Entretanto poderíamos questionar-nos: Como é possível tornar-se
misericordioso, com todos os defeitos e misérias que cada um vê dentro de si e
ao seu redor? Gostaria aqui de me inspirar num exemplo concreto, num grande
arauto da misericórdia divina, que propus à atenção de todos ao incluí-lo entre
os Doutores da Igreja universal: São Gregório de Narek, palavra e voz da
Arménia. É difícil encontrar alguém como ele, capaz de medir as misérias
abissais que se podem esconder no coração do ser humano. Mas ele sempre colocou
em diálogo as misérias humanas e a misericórdia de Deus, elevando uma ardente
súplica feita de lágrimas e confiança no Senhor, «dador dos dons, a bondade por
natureza (...), voz de consolação, anúncio de conforto, impulso de alegria,
(...) ternura incomparável, misericórdia transbordante, (...) beijo de
salvação» (Livro das lamentações, 3,1), na certeza de que «jamais é
ofuscada pelas trevas da ira a luz da [sua] misericórdia» (ibid., 16,
1). Gregório de Narek é um mestre de vida, porque nos ensina que é importante,
em primeiro lugar, reconhecermo-nos necessitados de misericórdia e
depois, perante as misérias e as feridas que individuarmos, não nos fecharmos
em nós mesmos mas abrir-nos, com sinceridade e confiança, ao Senhor, «Deus
vizinho, ternura de Bondade» (ibid., 17, 2), «cheio de amor pelo homem,
(...) fogo que queima o restolho do pecado» (ibid., 16, 2).
Por fim gostaria de invocar, com as suas palavras, a misericórdia divina
e o dom de nunca nos cansarmos de amar: Espírito Santo, «poderoso protetor,
intercessor e pacificador, nós Vos dirigimos as nossas súplicas (...).
Concedei-nos a graça de nos estimularmos à caridade e às boas obras (...).
Espírito de doçura, de compaixão, de amor pelo ser humano e de misericórdia, (...)

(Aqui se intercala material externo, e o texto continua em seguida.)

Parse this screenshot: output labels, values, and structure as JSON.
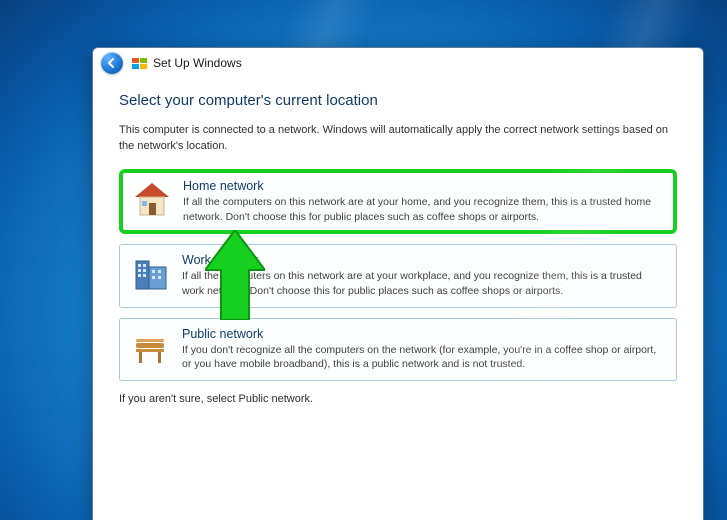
{
  "window": {
    "title": "Set Up Windows"
  },
  "page": {
    "heading": "Select your computer's current location",
    "intro": "This computer is connected to a network. Windows will automatically apply the correct network settings based on the network's location.",
    "footer": "If you aren't sure, select Public network."
  },
  "options": {
    "home": {
      "title": "Home network",
      "desc": "If all the computers on this network are at your home, and you recognize them, this is a trusted home network.  Don't choose this for public places such as coffee shops or airports."
    },
    "work": {
      "title": "Work network",
      "desc": "If all the computers on this network are at your workplace, and you recognize them, this is a trusted work network.  Don't choose this for public places such as coffee shops or airports."
    },
    "public": {
      "title": "Public network",
      "desc": "If you don't recognize all the computers on the network (for example, you're in a coffee shop or airport, or you have mobile broadband), this is a public network and is not trusted."
    }
  },
  "colors": {
    "highlight": "#17cf1e",
    "heading": "#103a68",
    "option_title": "#0f3c6e"
  }
}
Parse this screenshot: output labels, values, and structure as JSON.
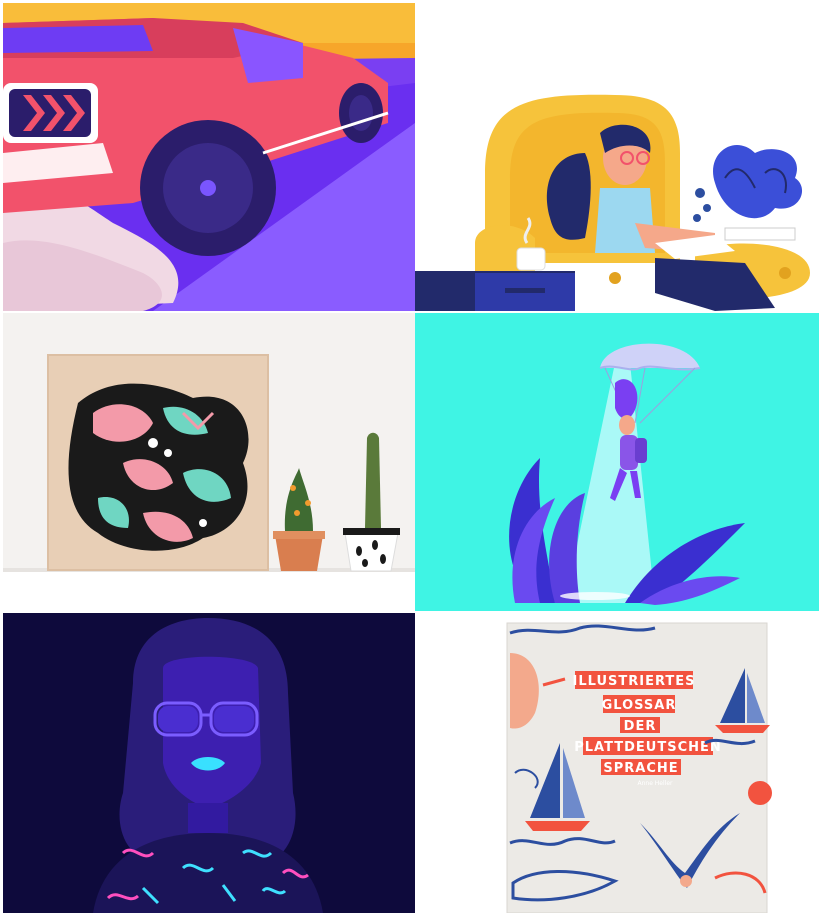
{
  "gallery": {
    "tiles": [
      {
        "id": "muscle-car",
        "subject": "pink muscle car illustration"
      },
      {
        "id": "woman-armchair",
        "subject": "woman reading in yellow armchair"
      },
      {
        "id": "art-board-cacti",
        "subject": "painted wooden board with cacti"
      },
      {
        "id": "parachute-girl",
        "subject": "girl descending with parachute"
      },
      {
        "id": "neon-portrait",
        "subject": "neon portrait with glasses"
      },
      {
        "id": "book-cover",
        "subject": "illustrated book cover"
      }
    ],
    "book": {
      "title_lines": [
        "ILLUSTRIERTES",
        "GLOSSAR",
        "DER",
        "PLATTDEUTSCHEN",
        "SPRACHE"
      ],
      "author": "Anne Heller"
    }
  },
  "colors": {
    "car_red": "#f2526b",
    "road_purple": "#6a2ff0",
    "sky_orange": "#f7a62a",
    "chair_yellow": "#f6c33b",
    "navy": "#222a6b",
    "aqua": "#3ff4e4",
    "neon_bg": "#0e0a3c",
    "book_red": "#f2533f",
    "book_blue": "#2c4ea0"
  }
}
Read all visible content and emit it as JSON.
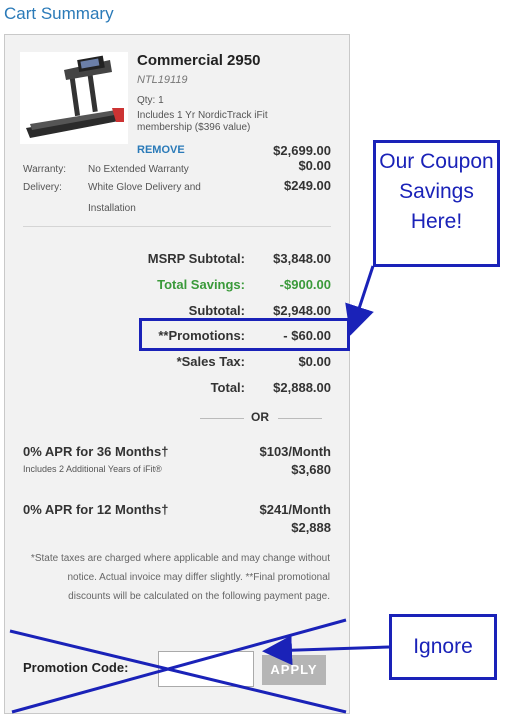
{
  "page": {
    "title": "Cart Summary"
  },
  "product": {
    "name": "Commercial 2950",
    "sku": "NTL19119",
    "qty": "Qty: 1",
    "note": "Includes 1 Yr NordicTrack iFit membership ($396 value)",
    "remove_label": "REMOVE",
    "price": "$2,699.00"
  },
  "details": {
    "warranty_label": "Warranty:",
    "warranty_value": "No Extended Warranty",
    "warranty_amount": "$0.00",
    "delivery_label": "Delivery:",
    "delivery_value": "White Glove Delivery and Installation",
    "delivery_amount": "$249.00"
  },
  "summary": [
    {
      "label": "MSRP Subtotal:",
      "amount": "$3,848.00",
      "highlight": false
    },
    {
      "label": "Total Savings:",
      "amount": "-$900.00",
      "highlight": true
    },
    {
      "label": "Subtotal:",
      "amount": "$2,948.00",
      "highlight": false
    },
    {
      "label": "**Promotions:",
      "amount": "- $60.00",
      "highlight": false
    },
    {
      "label": "*Sales Tax:",
      "amount": "$0.00",
      "highlight": false
    },
    {
      "label": "Total:",
      "amount": "$2,888.00",
      "highlight": false
    }
  ],
  "or_text": "OR",
  "financing": [
    {
      "title": "0% APR for 36 Months†",
      "sub": "Includes 2 Additional Years of iFit®",
      "monthly": "$103/Month",
      "total": "$3,680"
    },
    {
      "title": "0% APR for 12 Months†",
      "sub": "",
      "monthly": "$241/Month",
      "total": "$2,888"
    }
  ],
  "disclaimer": "*State taxes are charged where applicable and may change without notice. Actual invoice may differ slightly. **Final promotional discounts will be calculated on the following payment page.",
  "promo": {
    "label": "Promotion Code:",
    "input_value": "",
    "input_placeholder": "",
    "apply_label": "APPLY"
  },
  "annotations": {
    "callout_savings": "Our Coupon Savings Here!",
    "callout_ignore": "Ignore",
    "color": "#1a22b8"
  },
  "colors": {
    "link": "#2a7ab8",
    "savings_green": "#3a9a3a",
    "apply_button": "#b5b5b5"
  }
}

Vós que nada mais sois senão misericórdia, (...) tende piedade de nós, Senhor
nosso Deus, segundo a vossa grande misericórdia» (Hino de Pentecostes).
Palavras do Papa
no final da celebração:
No final desta Celebração, desejo expressar viva gratidão ao Catholicos
Karekin II e ao Arcebispo Minassian pelas amáveis palavras que me dirigiram,
bem como ao Patriarca Ghabroyan e aos Bispos presentes, aos sacerdotes e às
Autoridades que nos acolheram.
Agradeço a todos vós que viestes participar, chegando a Gyumri de
diferentes regiões e mesmo da vizinha Geórgia. Quero, de modo particular,
saudar aqueles que, com tanta generosidade e amor concreto, ajudam os
necessitados. Penso sobretudo no hospital de Ashotsk, inaugurado há vinte e
cinco anos e conhecido como o «Hospital do Papa»: nascido do coração de São
João Paulo II, é ainda uma presença muito importante e próxima de quem sofre;
penso nas obras animadas pela comunidade católica local, pelas Irmãs Arménias
da Imaculada Conceição e pelas Missionárias da Caridade da Beata Madre Teresa
de Calcutá.
Que a Virgem Maria, nossa Mãe, sempre vos acompanhe e guie os passos de
todos pelo caminho da fraternidade e da paz.